Hong Kong retail sales rise 4.1 per cent in July, lifted by labour market

Sales for July totalled HK$28.3 billion, provisional figures released by Census and Statistics Department show.

Hong Kong’s retail sales for July rose 4.1 per cent year on year, buoyed by an improving labour market, while the government said it expected the distribution of the latest round of e-vouchers would boost consumer spending further.

Provisional figures released by the Census and Statistics Department on Wednesday showed July sales totalled HK$28.3 billion (US$3.61 billion), up slightly from the HK$27.7 billion recorded in June.

Online retail sales for July increased 8.6 per cent from the same period last year, reaching HK$2.2 billion to account for 7.9 per cent of the total value. Online retail growth in the first seven months of 2022 increased by 21.8 per cent compared to last year.

A government spokesman attributed the latest increase to a better labour market which supported consumer spending, adding that the value of retail sales had resumed a moderate year-on-year increase this month.

He said, however, that a lower base of comparison had also partly contributed to the year-on-year increase.

The spokesman added that the latest phase of the consumption voucher scheme “should render support to consumption demand in the coming months”.

Some 6.3 million of Hong Kong’s population, including new residents and arrivals from mainland China, are eligible for the second batch of the government’s voucher scheme, which was designed to boost an economy hammered by the coronavirus.

Authorities began handing out a total of HK$5,000 earlier this month after the first round of the same amount was distributed in April.

Shoppers flock to a shopping centre in Kwun Tong on the day Hongkongers received the second phase of consumption vouchers in August.


But tighter financial conditions and the local pandemic situation would also have bearings on the performance of the retail sector, the spokesman added.

Annie Tse Yau On-yee, chairwoman of the Hong Kong Retail Management Association, said July’s performance was still considered “relatively flat” with the stagnant economy.

“Reopening borders is still the most important way to improve the sector,” she said. “The government needs to stabilise the economy and quickly find ways to reopen.
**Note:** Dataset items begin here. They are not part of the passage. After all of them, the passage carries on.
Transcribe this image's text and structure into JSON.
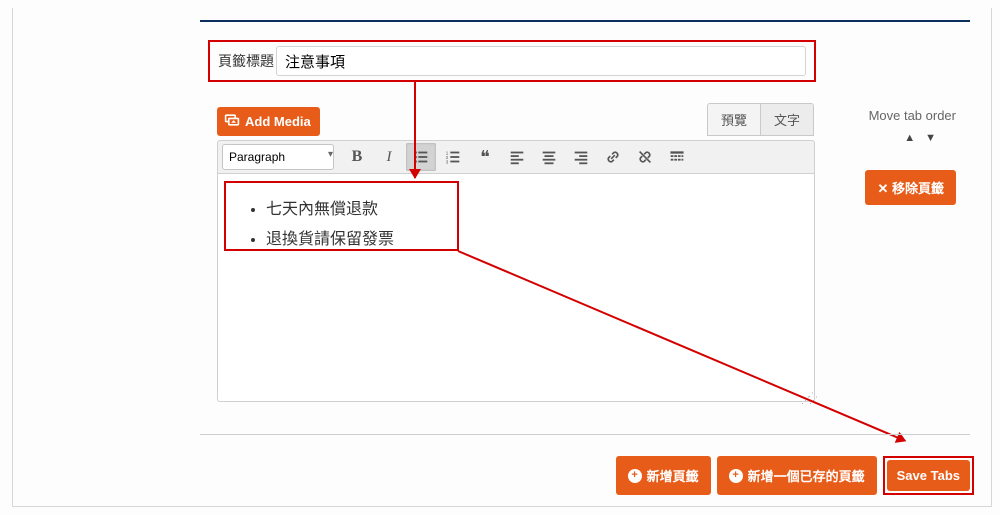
{
  "colors": {
    "accent": "#e85c1a",
    "annotation": "#d40000"
  },
  "tab_title": {
    "label": "頁籤標題",
    "value": "注意事項"
  },
  "add_media": "Add Media",
  "editor_tabs": {
    "visual": "預覽",
    "text": "文字"
  },
  "move_tab": {
    "label": "Move tab order",
    "up": "▲",
    "down": "▼"
  },
  "remove_tab": "移除頁籤",
  "toolbar": {
    "format": "Paragraph",
    "buttons": {
      "bold": "B",
      "italic": "I",
      "ul": "bulleted-list",
      "ol": "numbered-list",
      "quote": "quote",
      "align_left": "align-left",
      "align_center": "align-center",
      "align_right": "align-right",
      "link": "link",
      "unlink": "unlink",
      "kitchen": "toggle"
    }
  },
  "content": {
    "items": [
      "七天內無償退款",
      "退換貨請保留發票"
    ]
  },
  "bottom": {
    "add_tab": "新增頁籤",
    "add_existing": "新增一個已存的頁籤",
    "save": "Save Tabs"
  }
}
If borders remain shut for one more day, we are missing out on 20 to 30 per cent of business daily.”

The government had earlier downgraded its full-year forecast for Hong Kong’s economic performance from 1-2 per cent expansion to between 0.5 per cent growth and 0.5 per cent contraction on the back of a worsening external trade environment, which experts said had affected consumers’ spending power domestically and globally.

The city also slipped into recession in the second quarter of this year, as the gross domestic product (GDP) shrank by a revised 1.3 per cent in the second quarter compared with the same period last year following a year-on-year decline of 3.9 per cent in GDP in the first quarter.

A recession is defined as a contraction of GDP for two or more successive quarters. The last time Hong Kong fell into recession was in 2020 during the initial phases of the pandemic.

The downgrade reflected the havoc wreaked by the fifth coronavirus wave combined with the government’s “dynamic-zero” Covid-19 policy that kept the city largely closed off from the world and mainland China.

It is the second time authorities have lowered their annual growth forecast in three months.

The city’s jobless rate has fallen from 4.7 per cent in the April to June period to 4.3 per cent from May to July this year, marking the third consecutive improvement in the labour market.